Eines von vielen berühmten Beispielen sind die Visionen von Jeanne d’Arc (* 6.01.1412 / in Domrémy, Lothringen; † 30. Mai 1431 in Rouen), im deutschen Sprachraum auch Johanna von Orléans bzw. die Jungfrau von Orléans genannt, die von der römisch-katholischen Kirche als Märtyrin und Heilige verehrt wird: Laut Gerichtsprotokoll hatte Jeanne bereits im Alter von 13 Jahren ihre ersten Visionen, in denen sie die Stimme der heiligen Katharina hörte. Später später kamen die des Erzengels Michael und der heiligen Margareta hinzu, von denen sie angeblich den Auftrag erhielt, Frankreich von den Engländern zu befreien und den Dauphin zum Thron zu führen. Daraufhin verließ sie ihr Elternhaus und verhalf den französischen Truppen des Dauphins zu einem Sieg über die Engländer und Burgunder. Nachfolgend geleitete sie Karl VII. von Frankreich zu seiner Krönung nach Reims. Nach ihrer Gefangennahme am 23.05.1430 wurde sie am 30.05.1431 im Alter von 19 Jahren auf dem Marktplatz von Rouen auf dem Scheiterhaufen verbrannt.

 

Manchmal sind es aber auch angebliche Erinnerungen an vermeintlich frühere Leben oder es tauchen lebhafte, bislang verschüttete Details aus der Vergangenheit auf. Menschen können sich plötzlich erinnern, dass sie irgendwann schon einmal an einem bestimmten Ort waren oder dort gelebt haben. Dazu haben sie gestochen scharfe Bilder im Kopf und können teilweise kleinste Details beschreiben.

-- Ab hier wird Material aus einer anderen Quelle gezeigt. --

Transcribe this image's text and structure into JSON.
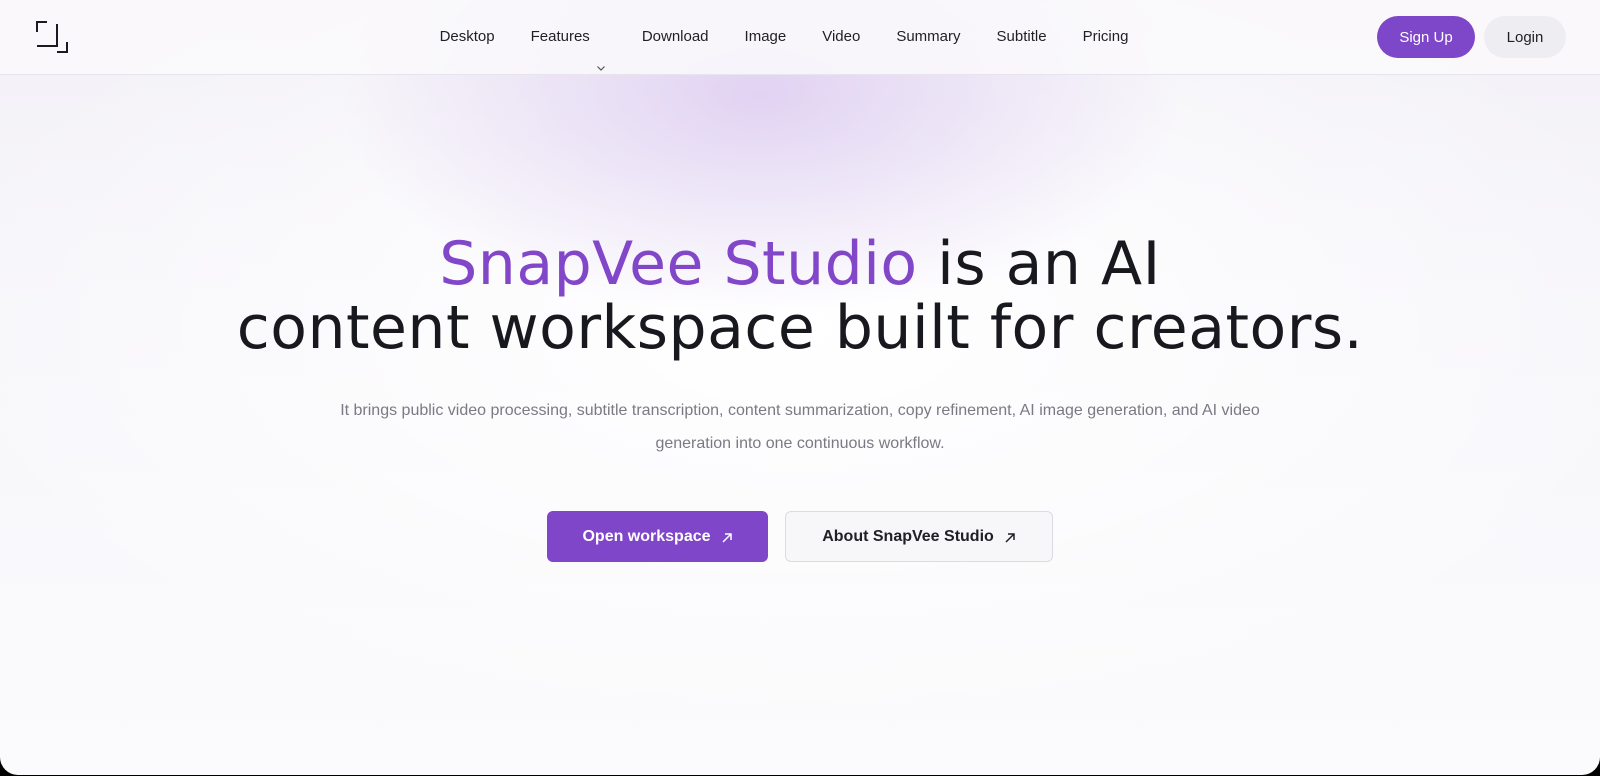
{
  "header": {
    "logo_icon": "corner-brackets-logo-icon",
    "nav": [
      {
        "label": "Desktop"
      },
      {
        "label": "Features",
        "has_dropdown": true
      },
      {
        "label": "Download"
      },
      {
        "label": "Image"
      },
      {
        "label": "Video"
      },
      {
        "label": "Summary"
      },
      {
        "label": "Subtitle"
      },
      {
        "label": "Pricing"
      }
    ],
    "signup_label": "Sign Up",
    "login_label": "Login"
  },
  "hero": {
    "title_accent": "SnapVee Studio",
    "title_line1_rest": " is an AI",
    "title_line2": "content workspace built for creators.",
    "subtitle": "It brings public video processing, subtitle transcription, content summarization, copy refinement, AI image generation, and AI video generation into one continuous workflow.",
    "primary_cta": "Open workspace",
    "secondary_cta": "About SnapVee Studio",
    "cta_icon": "arrow-up-right-icon"
  },
  "colors": {
    "accent": "#8046c9",
    "text": "#18181f",
    "muted": "#7a7a84"
  }
}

Selbst Gerüche scheinen dann real "in der Nase" zu sein.

 

Die Erinnerungen sind derart lebendig, dass sie mit starken Gefühlswallungen einhergehen, die messbar sind und darauf hindeuten, dass sie für die Betroffenen scheinbar real sind. Ebenso unumstößlich real scheinen manchmal auch die Erinnerungen. Die Betroffenen sind felsenfest davon überzeugt, an einem bestimmten Ort bereits einmal gewesen zu sein, eine Melodie (aus einem vergangenen Jahrhundert) bereits schon einmal gehört zu haben und sogar dazu getanzt zu haben.

 

Manche Menschen setzen sich hin und spielen plötzlich ein Instrument, das sie nie gelernt haben. Sie komponieren und dichten. Es scheint, als gäbe es Informationen bzw. Erinnerungen (bzw. Erfahrungen) in ihrem Kopf, die intuitiv aus dem Unterbewusstsein hervorkommen. Zumeist gibt es aber keinen Beleg für echte Erfahrungen, die auf reales Erleben und Lernen im aktuellen Leben zurückführbar sind. Die einen gehen davon aus, dass es sich um zusammengewürfelte und neu kombinierte Fragmente gesammelter Detail-Informationen (Detail-Erfahrungen) aus dem Unterbewusstsein handelt, die nun mit Hilfe der Vorstellungskraft (= Phantasie) neu kombiniert und geformt werden), andere hingegen ordnen derartige Wahrnehmungen der Psychiatrie bzw. einer psychischen Störung zu.

 

Seit Jahrzehnten versuchen Wissenschaftler, die psychologischen und neurobiologischen Ursachen derartiger Trugwahrnehmungen zu ergründen. Bislang konnten keine wissenschaftlichen Erklärungen gefunden werden, die über wiederholbare Experimente überprüfbar wären. Daher zählt man Trugwahrnehmungen eigentlich nicht zu den Wahrnehmungsfehlern, sondern eher zu den Wahrnehmungsstörungen, die mit Realitätsverlust einhergehen, aktuell zumeist als krankhafte Störung gelten und eher dem Fachgebiet der Psychiatrie zugeordnet werden.

 

Die Parapsychologie beschäftigt sich ebenso damit. Einige Trugwahrnehmungen stehen auch in Verbindung mit dem Phänomen der sogenannten Übersinnlichen bzw. außersinnlichen Wahrnehmung.

 

 

Hauptteil: Wahrnehmungsstörungen 

 

Beispiele für Wahrnehmungsstörungen

 

01  Wahrnehmungsstörungen aufgrund Erkrankung der Psyche

Bereits in Bezug auf reguläre Wahrnehmungs-, Denk- und Urteilsprozesse spielt unsere psychische Konstitution eine wichtige Rolle. Je nachdem, in welcher Gemütsverfassung wir uns gerade befinden, empfinden wir Menschen, Zustände und alle Dinge um uns herum völlig anders, als sie eigentlich sind. Besonders stark verändert sich unsere Wahrnehmung bei bestimmten Störungen der Psyche.

 

Bereits allein die damit einhergehenden Symptome (z.B. Angst) verzerren die Wahrnehmung. Dann nehmen wir die Menschen und Dinge um uns herum anders wahr als sie sind und interpretieren selbst in sachliche Aussagen und/oder nichts sagende Bilder etwas hinein, das unserer psychischen Verfassung entspricht. Dennoch: Wahrnehmungsfehlern liegt stets ein Reiz bzw. eine Information zugrunde. Bei einigen psychischen Störungen fehlt ein realer Reiz. Sie wirken auch ohne eine zugrunde liegende reale Information.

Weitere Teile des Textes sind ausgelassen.